なお、この理事会の決議を行うまでに、一般法人法の改正に伴う定款の変更(「外部役員」を「非業務執行理事等」へ変更)を予定しています。
お忙しいところ恐縮ですが、ご教示をよろしくお願いいたします。

Re: 理事会決議における特別利害関係について

投稿記事Posted: 2015年4月03日(金) 14:41
by 太田達男
悩み多い総務担当様、
色々考え方はあると思いますが、私は外部役員との損害賠償責任限定契約を締結できる旨の規定自体は、当該外部役員との利害相反取引にあたるとは考えません。

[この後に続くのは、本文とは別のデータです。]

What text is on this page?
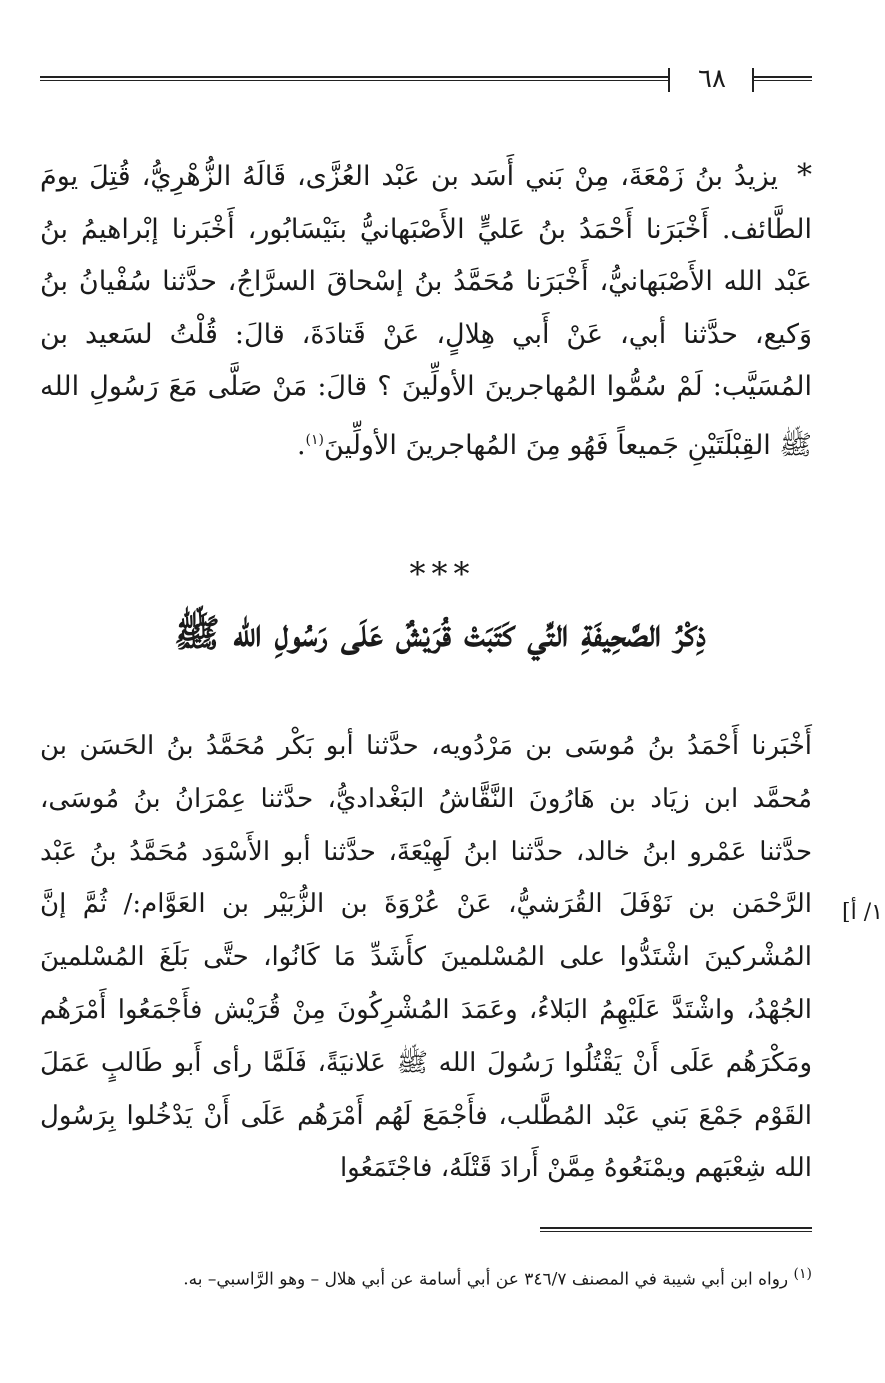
٦٨
* يزيدُ بنُ زَمْعَةَ، مِنْ بَني أَسَد بن عَبْد العُزَّى، قَالَهُ الزُّهْرِيُّ، قُتِلَ يومَ الطَّائف. أَخْبَرَنا أَحْمَدُ بنُ عَليٍّ الأَصْبَهانيُّ بنَيْسَابُور، أَخْبَرنا إبْراهيمُ بنُ عَبْد الله الأَصْبَهانيُّ، أَخْبَرَنا مُحَمَّدُ بنُ إسْحاقَ السرَّاجُ، حدَّثنا سُفْيانُ بنُ وَكيع، حدَّثنا أبي، عَنْ أَبي هِلالٍ، عَنْ قَتادَةَ، قالَ: قُلْتُ لسَعيد بن المُسَيَّب: لَمْ سُمُّوا المُهاجرينَ الأولِّينَ ؟ قالَ: مَنْ صَلَّى مَعَ رَسُولِ الله ﷺ القِبْلَتَيْنِ جَميعاً فَهُو مِنَ المُهاجرينَ الأولِّينَ$^{(١)}$.
***
ذِكْرُ الصَّحِيفَةِ التِّي كَتَبَتْ قُرَيْشٌ عَلَى رَسُولِ الله ﷺ
أَخْبَرنا أَحْمَدُ بنُ مُوسَى بن مَرْدُويه، حدَّثنا أبو بَكْر مُحَمَّدُ بنُ الحَسَن بن مُحمَّد ابن زيَاد بن هَارُونَ النَّقَّاشُ البَغْداديُّ، حدَّثنا عِمْرَانُ بنُ مُوسَى، حدَّثنا عَمْرو ابنُ خالد، حدَّثنا ابنُ لَهِيْعَةَ، حدَّثنا أبو الأَسْوَد مُحَمَّدُ بنُ عَبْد الرَّحْمَن بن نَوْفَلَ القُرَشيُّ، عَنْ عُرْوَةَ بن الزُّبَيْر بن العَوَّام:/ ثُمَّ إنَّ المُشْركينَ اشْتَدُّوا على المُسْلمينَ كأَشَدِّ مَا كَانُوا، حتَّى بَلَغَ المُسْلمينَ الجُهْدُ، واشْتَدَّ عَلَيْهِمُ البَلاءُ، وعَمَدَ المُشْرِكُونَ مِنْ قُرَيْش فأَجْمَعُوا أَمْرَهُم ومَكْرَهُم عَلَى أَنْ يَقْتُلُوا رَسُولَ الله ﷺ عَلانيَةً، فَلَمَّا رأى أَبو طَالبٍ عَمَلَ القَوْم جَمْعَ بَني عَبْد المُطَّلب، فأَجْمَعَ لَهُم أَمْرَهُم عَلَى أَنْ يَدْخُلوا بِرَسُول الله شِعْبَهم ويمْنَعُوهُ مِمَّنْ أَرادَ قَتْلَهُ، فاجْتَمَعُوا
١/ أ]
$^{(١)}$ رواه ابن أبي شيبة في المصنف ٣٤٦/٧ عن أبي أسامة عن أبي هلال – وهو الرَّاسبي– به.
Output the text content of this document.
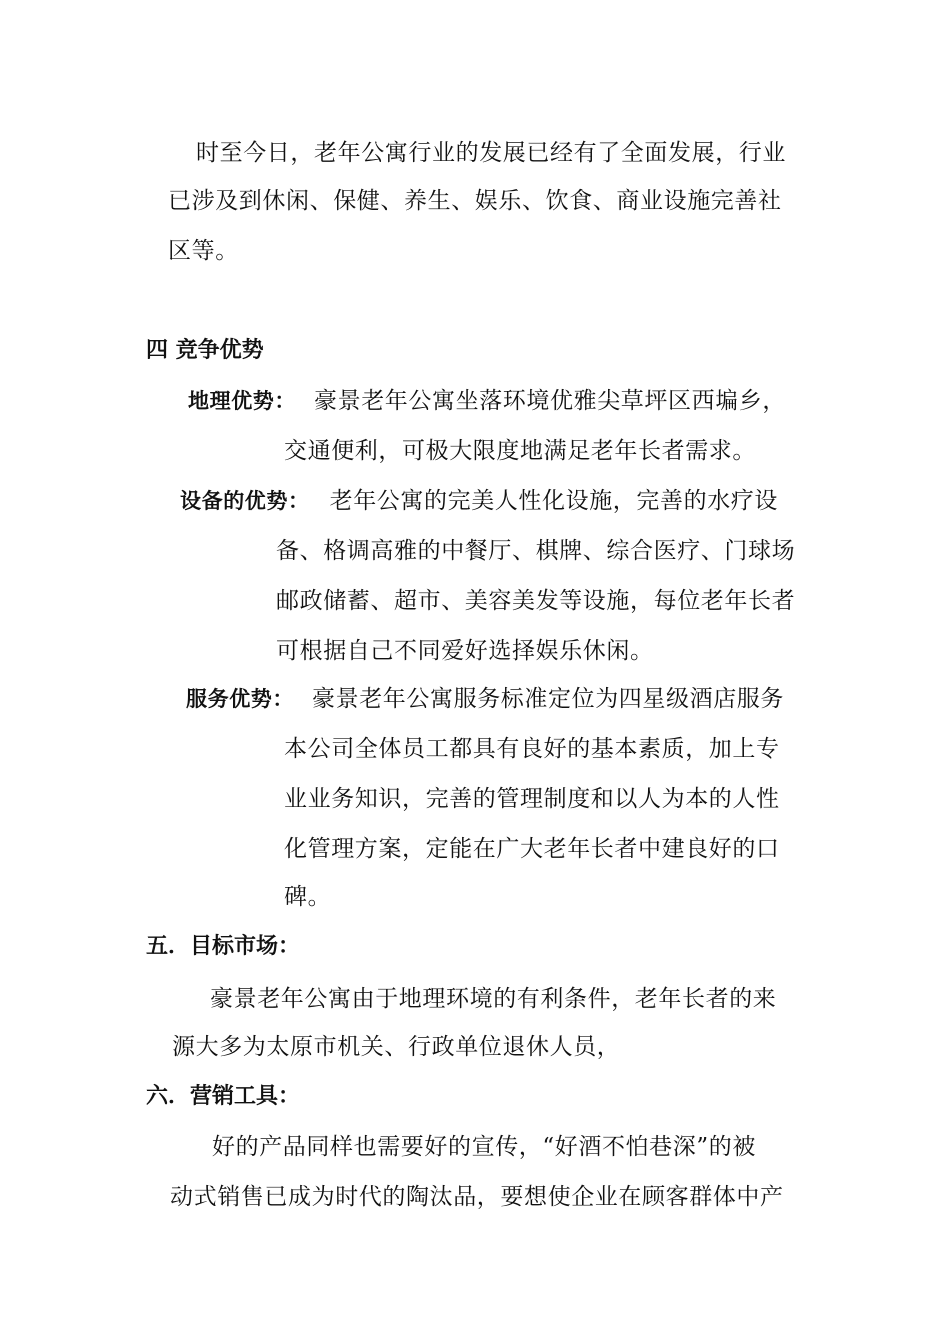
时至今日，老年公寓行业的发展已经有了全面发展，行业
已涉及到休闲、保健、养生、娱乐、饮食、商业设施完善社
区等。
四 竞争优势
地理优势： 豪景老年公寓坐落环境优雅尖草坪区西𡎚乡，
交通便利，可极大限度地满足老年长者需求。
设备的优势： 老年公寓的完美人性化设施，完善的水疗设
备、格调高雅的中餐厅、棋牌、综合医疗、门球场
邮政储蓄、超市、美容美发等设施，每位老年长者
可根据自己不同爱好选择娱乐休闲。
服务优势： 豪景老年公寓服务标准定位为四星级酒店服务
本公司全体员工都具有良好的基本素质，加上专
业业务知识，完善的管理制度和以人为本的人性
化管理方案，定能在广大老年长者中建良好的口
碑。
五．目标市场：
豪景老年公寓由于地理环境的有利条件，老年长者的来
源大多为太原市机关、行政单位退休人员，
六．营销工具：
好的产品同样也需要好的宣传，“好酒不怕巷深”的被
动式销售已成为时代的陶汰品，要想使企业在顾客群体中产
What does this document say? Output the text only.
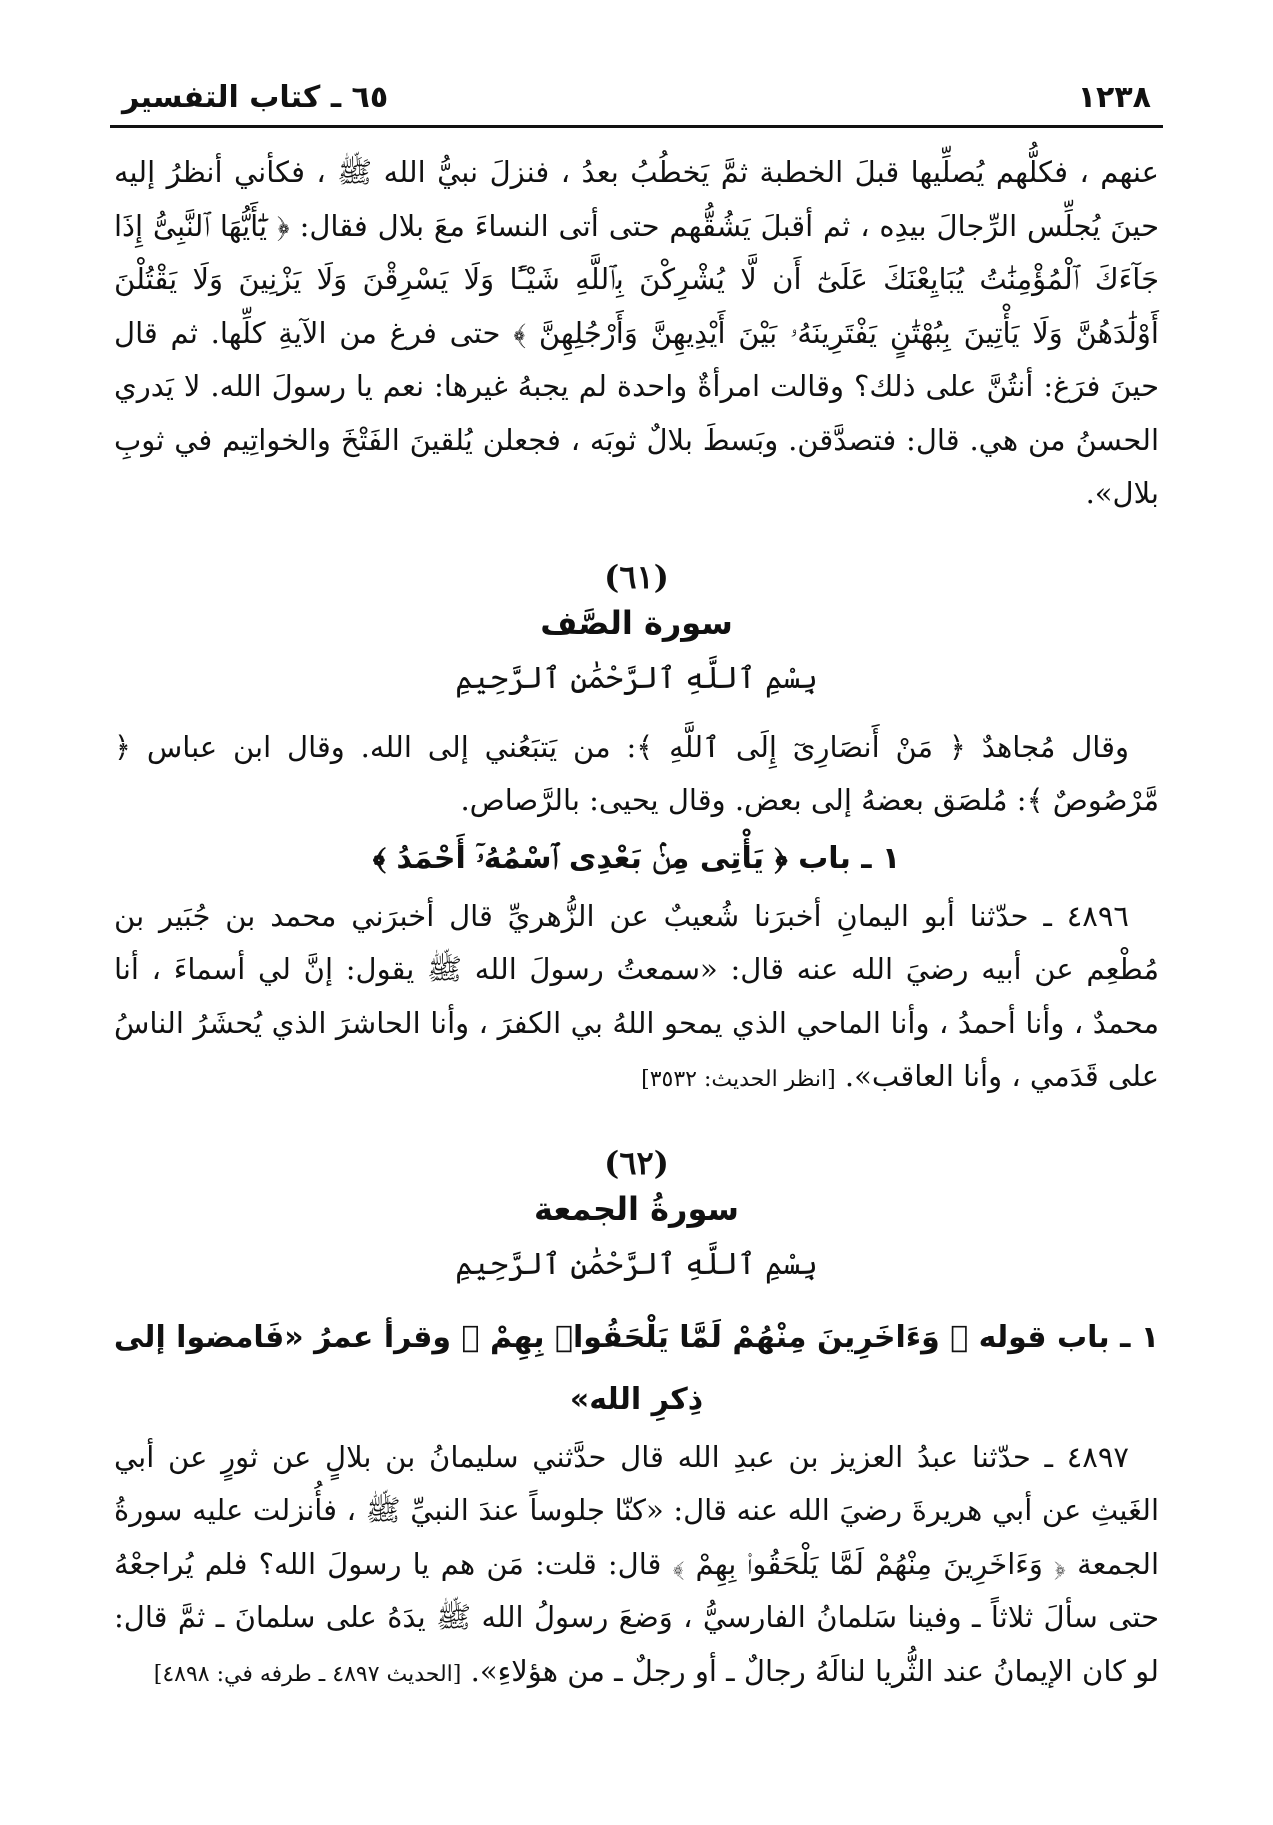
١٢٣٨
٦٥ ـ كتاب التفسير

عنهم ، فكلُّهم يُصلِّيها قبلَ الخطبة ثمَّ يَخطُبُ بعدُ ، فنزلَ نبيُّ الله ﷺ ، فكأني أنظرُ إليه حينَ يُجلِّس الرِّجالَ بيدِه ، ثم أقبلَ يَشُقُّهم حتى أتى النساءَ معَ بلال فقال: ﴿ يَٰٓأَيُّهَا ٱلنَّبِىُّ إِذَا جَآءَكَ ٱلْمُؤْمِنَٰتُ يُبَايِعْنَكَ عَلَىٰٓ أَن لَّا يُشْرِكْنَ بِٱللَّهِ شَيْـًٔا وَلَا يَسْرِقْنَ وَلَا يَزْنِينَ وَلَا يَقْتُلْنَ أَوْلَٰدَهُنَّ وَلَا يَأْتِينَ بِبُهْتَٰنٍ يَفْتَرِينَهُۥ بَيْنَ أَيْدِيهِنَّ وَأَرْجُلِهِنَّ ﴾ حتى فرغ من الآيةِ كلِّها. ثم قال حينَ فرَغ: أنتُنَّ على ذلك؟ وقالت امرأةٌ واحدة لم يجبهُ غيرها: نعم يا رسولَ الله. لا يَدري الحسنُ من هي. قال: فتصدَّقن. وبَسطَ بلالٌ ثوبَه ، فجعلن يُلقينَ الفَتْخَ والخواتِيم في ثوبِ بلال».

(٦١)
سورة الصَّف
بِسْمِ ٱللَّهِ ٱلرَّحْمَٰنِ ٱلرَّحِيمِ

وقال مُجاهدٌ ﴿ مَنْ أَنصَارِىٓ إِلَى ٱللَّهِ ﴾: من يَتبَعُني إلى الله. وقال ابن عباس ﴿ مَّرْصُوصٌ ﴾: مُلصَق بعضهُ إلى بعض. وقال يحيى: بالرَّصاص.

١ ـ باب ﴿ يَأْتِى مِنۢ بَعْدِى ٱسْمُهُۥٓ أَحْمَدُ ﴾

٤٨٩٦ ـ حدّثنا أبو اليمانِ أخبرَنا شُعيبٌ عن الزُّهريِّ قال أخبرَني محمد بن جُبَير بن مُطْعِم عن أبيه رضيَ الله عنه قال: «سمعتُ رسولَ الله ﷺ يقول: إنَّ لي أسماءَ ، أنا محمدٌ ، وأنا أحمدُ ، وأنا الماحي الذي يمحو اللهُ بي الكفرَ ، وأنا الحاشرَ الذي يُحشَرُ الناسُ على قَدَمي ، وأنا العاقب». [انظر الحديث: ٣٥٣٢]

(٦٢)
سورةُ الجمعة
بِسْمِ ٱللَّهِ ٱلرَّحْمَٰنِ ٱلرَّحِيمِ
١ ـ باب قوله ﴿ وَءَاخَرِينَ مِنْهُمْ لَمَّا يَلْحَقُوا۟ بِهِمْ ﴾ وقرأ عمرُ «فَامضوا إلى ذِكرِ الله»

٤٨٩٧ ـ حدّثنا عبدُ العزيز بن عبدِ الله قال حدَّثني سليمانُ بن بلالٍ عن ثورٍ عن أبي الغَيثِ عن أبي هريرةَ رضيَ الله عنه قال: «كنّا جلوساً عندَ النبيِّ ﷺ ، فأُنزلت عليه سورةُ الجمعة ﴿ وَءَاخَرِينَ مِنْهُمْ لَمَّا يَلْحَقُوا۟ بِهِمْ ﴾ قال: قلت: مَن هم يا رسولَ الله؟ فلم يُراجعْهُ حتى سألَ ثلاثاً ـ وفينا سَلمانُ الفارسيُّ ، وَضعَ رسولُ الله ﷺ يدَهُ على سلمانَ ـ ثمَّ قال: لو كان الإيمانُ عند الثُّريا لنالَهُ رجالٌ ـ أو رجلٌ ـ من هؤلاءِ». [الحديث ٤٨٩٧ ـ طرفه في: ٤٨٩٨]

単にそのような制度を設けるというだけであって、実際に個々の外部役員と限定契約を締結するかどうかは、当該本人と法人との契約ですから、その規定を設けることがすべての外部役員を拘束するものではないという考え方です。また、限定契約は法律上定款に規定することができるものであって、外部役員の過重な損害賠償を軽減するための法令上の制度でから、単に法人と役員との売買などの契約による利益相反というものとは異なるということも論拠となり得ると考えます。
もちろん「できる」規定であっても、締結を希望する役員Aが出てきたときは、特に理事会で役員Aと限定契約を締結することについて改めて決議をするということをしていないのが普通ですから、「できる」規定であっても相反取引に該当するという考え方があるかもしれません。